29 avril 2012

Le FN remplacera-t-il l'UMP ?


C'est une vraie question, une question qui se pose d'autant plus que l'on constate un inévitable effritement des valeurs fondamentales du Front National, alors même que la droite « parlementaire » racole de plus en plus du côté de l'électorat d'extrême droite. Mais l'extrême droite restera-t-elle longtemps extrême ? Elle s'en défend avec une ardeur qui, comparée au peu de scrupules de l'extrême gauche à affirmer son « extrémisme », démontre son désir de rentrer dans le « droit chemin ». Pour exemple évident l'Union Européenne, dont Jean-Marie Le Pen voulait sortir à tout prix, quand Marine Le Pen se contente de vouloir sortir de la monnaie unique. Je n'ai aucune vérification de cette information, mais un commentateur politique mentionnait récemment que déjà, en interne, certains membres du Front National souhaitaient renoncer au rétablissement de la peine de mort. Par ailleurs, au lendemain du premier tour de l'élection présidentielle 2012, certains militants affirmaient que leur objectif était de profiter d'un inévitable effritement de l'UMP pour devenir le premier parti de droite.

Et pourquoi pas après tout ? J'ai déjà dit ici une bonne partie de ce que j'en pensais, mais quoi qu'il en soit la peine de mort est-elle vraiment si importante à défendre même si l'on est en sa faveur ? Je veux dire par-là : est-il si important de défendre ce projet-là, avec ce qu'il implique de violence et de débats sordides, au sein d'un projet politique prétendant à élever la France ? Tuer n'est jamais gai, fut-ce tuer un meurtrier sanguinaire. L'expérience démontre également que c'est assez peu dissuasif. De même que j'invitais ici les partisans de Mohamed Merah à regarder des vidéos d'exécutions d'otages par des islamistes pour mesurer la violence de ce genre d'actes, j'invite les partisans de la peine de mort « occidentale » à regarder des vidéos de chaises électriques ou de guillotines. C'est à peu près aussi écœurant. Pourquoi alors s'acharner à défendre quelque chose d'aussi peu « sexy » que la mise à mort d'un être vivant, lorsque – avouons-le – le progrès et la protection de notre société impliquent bien d'autres débats, bien d'autres décisions autrement plus importantes et moins sordides que l'exécution des meurtriers ?

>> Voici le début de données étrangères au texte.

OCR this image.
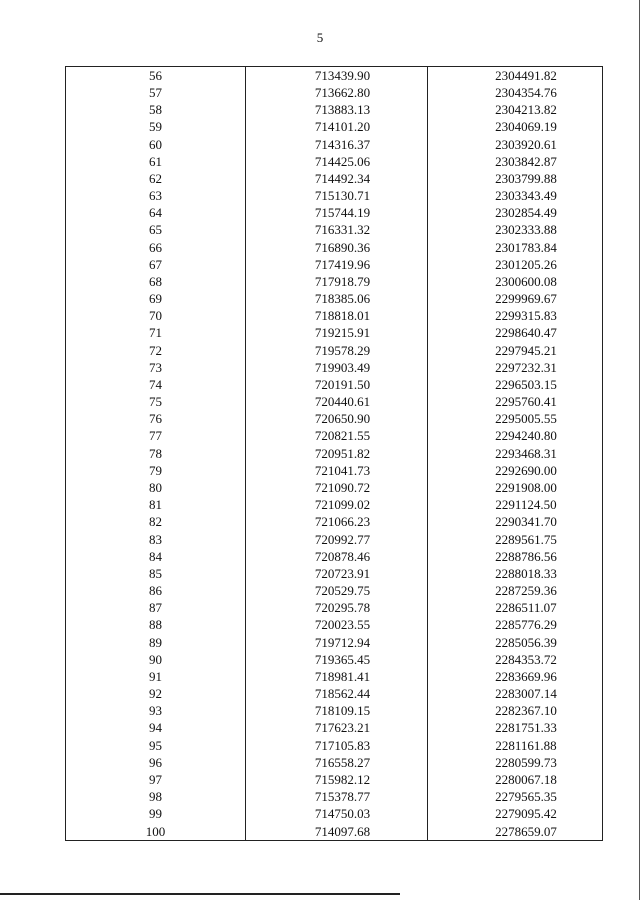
5
56	713439.90	2304491.82
57	713662.80	2304354.76
58	713883.13	2304213.82
59	714101.20	2304069.19
60	714316.37	2303920.61
61	714425.06	2303842.87
62	714492.34	2303799.88
63	715130.71	2303343.49
64	715744.19	2302854.49
65	716331.32	2302333.88
66	716890.36	2301783.84
67	717419.96	2301205.26
68	717918.79	2300600.08
69	718385.06	2299969.67
70	718818.01	2299315.83
71	719215.91	2298640.47
72	719578.29	2297945.21
73	719903.49	2297232.31
74	720191.50	2296503.15
75	720440.61	2295760.41
76	720650.90	2295005.55
77	720821.55	2294240.80
78	720951.82	2293468.31
79	721041.73	2292690.00
80	721090.72	2291908.00
81	721099.02	2291124.50
82	721066.23	2290341.70
83	720992.77	2289561.75
84	720878.46	2288786.56
85	720723.91	2288018.33
86	720529.75	2287259.36
87	720295.78	2286511.07
88	720023.55	2285776.29
89	719712.94	2285056.39
90	719365.45	2284353.72
91	718981.41	2283669.96
92	718562.44	2283007.14
93	718109.15	2282367.10
94	717623.21	2281751.33
95	717105.83	2281161.88
96	716558.27	2280599.73
97	715982.12	2280067.18
98	715378.77	2279565.35
99	714750.03	2279095.42
100	714097.68	2278659.07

Parce que la défense de la peine de mort fait partie d'un package-deal idéologique. C'est la seule et unique raison d'un tel acharnement. Il ne s'agit pas de défendre la peine de mort en tant que telle mais de défendre un package-deal qui, à l'instar de ses équivalents d'extrême-gauche, défend mordicus une certaine vision du monde, et associe des concepts parce qu'ils vont ensemble sans plus se soucier de les analyser objectivement un par un (sinon a posteriori, pour en justifier la validité).

Ainsi donc – et je caricature à peine – on va adopter tout dogme de droite antérieur aux années 1960 et rejeter tout dogme (nécessairement gauchiste ou du moins décadent) qui leur est postérieur. Staline, Mao et Pol Pot étaient des monstres sanguinaires, mais ni Pinochet ni Franco ni Milosevic n'en étaient : ils ont « sauvé » leur pays et ils n'ont tué personne ou s'ils l'ont fait c'était pour le bien commun. La vie est sacré lorsqu'il s'agit d'avortement mais elle ne l'est pas lorsqu'il s'agit de peine de mort (et je ne parle même pas de végétarisme !). Il faut faire des bébés pour contrer les bébés des immigrés. L'islam est obscurantiste par essence et à jamais mais la chrétienté est vouée au progrès et à la tolérance. La colonisation européenne était un cadeau offert aux peuples occupés mais les autres occupations de l'Histoire étaient néfastes. L'éducation doit être vue comme une transmission de savoir et rien d'autre, car l'idée qui consiste à « apprendre à apprendre » a ruiné notre système éducatif à elle-seule. La musique classique et le jazz sont formidables mais les musiques actuelles ne sont que du « boum-boum ». Les blagues racistes sont drôles même quand on les fait devant les caméras. Les civilisations noires et arabes sont inférieures aux civilisations asiatiques et occidentales, ce qui est prouvé par des études sérieuses, etc, etc.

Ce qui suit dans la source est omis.